3. The energy-saving ultrapure water circulating heating system according to claim 2, characterized in that: The top of the sealing plate (2) is fixedly connected to the mounting bracket (3); the top of the mounting bracket (3) is fixedly connected to the concave water pipe (31).
4. The energy-saving ultrapure water circulating heating system according to claim 2, characterized in that: The water storage tank (1) is connected to a measuring tube (4) in the middle; a temperature controller (41) is installed at the end of the measuring tube (4).
5. The energy-saving ultrapure water circulating heating system according to claim 4, characterized in that: The surface of the water storage tank (1) is fixed with thermal insulation cotton (5); the end of the thermal insulation cotton (5) is fixed to the end of the water storage tank (1); the thermal insulation cotton (5) is wrapped around the outer wall of the water storage tank (1).

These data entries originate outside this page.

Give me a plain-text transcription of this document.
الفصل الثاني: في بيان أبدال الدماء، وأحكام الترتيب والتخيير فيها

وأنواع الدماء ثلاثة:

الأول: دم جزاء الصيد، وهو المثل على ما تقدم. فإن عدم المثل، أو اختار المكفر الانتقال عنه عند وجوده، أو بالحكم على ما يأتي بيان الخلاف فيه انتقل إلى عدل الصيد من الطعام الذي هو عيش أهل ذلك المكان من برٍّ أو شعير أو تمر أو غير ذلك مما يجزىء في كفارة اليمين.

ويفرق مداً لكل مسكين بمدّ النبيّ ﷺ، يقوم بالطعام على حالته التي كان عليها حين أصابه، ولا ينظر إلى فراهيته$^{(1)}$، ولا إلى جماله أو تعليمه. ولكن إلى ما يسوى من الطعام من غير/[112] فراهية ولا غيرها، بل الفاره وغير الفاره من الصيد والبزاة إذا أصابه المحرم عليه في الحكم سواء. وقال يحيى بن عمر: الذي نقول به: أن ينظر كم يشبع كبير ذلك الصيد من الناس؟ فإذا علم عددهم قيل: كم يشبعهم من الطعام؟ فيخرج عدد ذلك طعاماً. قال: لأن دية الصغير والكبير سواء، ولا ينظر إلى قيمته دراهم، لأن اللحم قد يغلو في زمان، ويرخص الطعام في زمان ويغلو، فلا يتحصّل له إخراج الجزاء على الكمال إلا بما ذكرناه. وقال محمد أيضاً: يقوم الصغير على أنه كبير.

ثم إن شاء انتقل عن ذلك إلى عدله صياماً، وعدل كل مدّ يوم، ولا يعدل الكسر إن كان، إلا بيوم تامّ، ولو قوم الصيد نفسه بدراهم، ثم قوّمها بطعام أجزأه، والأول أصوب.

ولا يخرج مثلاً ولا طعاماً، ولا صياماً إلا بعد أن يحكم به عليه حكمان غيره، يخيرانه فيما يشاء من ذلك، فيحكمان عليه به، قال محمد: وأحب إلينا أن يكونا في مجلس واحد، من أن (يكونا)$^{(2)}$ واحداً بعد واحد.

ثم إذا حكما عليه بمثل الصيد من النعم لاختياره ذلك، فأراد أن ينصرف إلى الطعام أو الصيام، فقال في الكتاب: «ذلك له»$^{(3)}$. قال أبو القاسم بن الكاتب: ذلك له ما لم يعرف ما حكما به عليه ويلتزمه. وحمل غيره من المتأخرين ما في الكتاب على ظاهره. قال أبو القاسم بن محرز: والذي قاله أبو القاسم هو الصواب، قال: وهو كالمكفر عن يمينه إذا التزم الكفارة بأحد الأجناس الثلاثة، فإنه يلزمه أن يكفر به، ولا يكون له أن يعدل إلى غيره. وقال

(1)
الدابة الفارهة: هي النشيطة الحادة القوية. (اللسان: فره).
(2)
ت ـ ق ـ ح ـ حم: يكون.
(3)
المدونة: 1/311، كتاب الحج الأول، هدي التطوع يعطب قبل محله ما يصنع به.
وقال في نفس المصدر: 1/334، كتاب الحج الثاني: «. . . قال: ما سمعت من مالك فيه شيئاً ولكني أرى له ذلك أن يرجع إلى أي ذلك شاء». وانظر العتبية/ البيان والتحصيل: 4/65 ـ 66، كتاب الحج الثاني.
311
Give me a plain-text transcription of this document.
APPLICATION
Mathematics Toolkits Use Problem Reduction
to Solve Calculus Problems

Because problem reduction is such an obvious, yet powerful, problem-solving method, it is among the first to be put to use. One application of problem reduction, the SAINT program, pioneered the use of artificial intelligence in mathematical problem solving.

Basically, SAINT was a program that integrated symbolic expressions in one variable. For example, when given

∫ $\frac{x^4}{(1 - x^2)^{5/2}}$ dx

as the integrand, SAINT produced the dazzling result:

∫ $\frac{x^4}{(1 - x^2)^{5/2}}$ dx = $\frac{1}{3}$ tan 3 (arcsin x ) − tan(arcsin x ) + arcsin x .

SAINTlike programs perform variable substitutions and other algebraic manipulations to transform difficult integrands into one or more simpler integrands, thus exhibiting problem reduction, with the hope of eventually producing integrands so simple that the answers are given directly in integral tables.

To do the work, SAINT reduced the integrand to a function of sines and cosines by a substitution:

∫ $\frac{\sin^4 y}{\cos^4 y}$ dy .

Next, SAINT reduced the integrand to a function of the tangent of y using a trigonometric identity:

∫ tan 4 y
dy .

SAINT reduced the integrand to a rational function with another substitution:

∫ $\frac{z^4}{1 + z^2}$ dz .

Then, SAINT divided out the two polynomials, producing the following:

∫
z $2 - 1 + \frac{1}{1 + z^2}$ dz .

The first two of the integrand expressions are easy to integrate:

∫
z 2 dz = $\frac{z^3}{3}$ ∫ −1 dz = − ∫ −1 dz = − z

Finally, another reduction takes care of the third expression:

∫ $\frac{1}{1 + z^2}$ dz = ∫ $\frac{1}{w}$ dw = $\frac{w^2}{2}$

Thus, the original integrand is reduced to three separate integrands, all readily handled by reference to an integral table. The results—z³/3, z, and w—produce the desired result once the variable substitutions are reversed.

6. The energy-saving ultrapure water circulating heating system according to claim 1, characterized in that: A heat spreader plate (6) is mounted on the top of each of the heating devices (16); the heat spreader plate (6) is located at the top of the heating wire (17).
7. The energy-saving ultrapure water circulating heating system according to claim 6, characterized in that: An oven (7) is installed on the top of the heat spreader (6); a cavity (71) is opened in the middle of the oven (7); the top of the oven (7) is fixedly connected to the water storage tank (1).
8. The energy-saving ultrapure water circulating heating system according to claim 7, characterized in that: A circular plate (8) is fixed to the end of the return pipe (18); the surface of the circular plate (8) is provided with a plurality of square holes (81).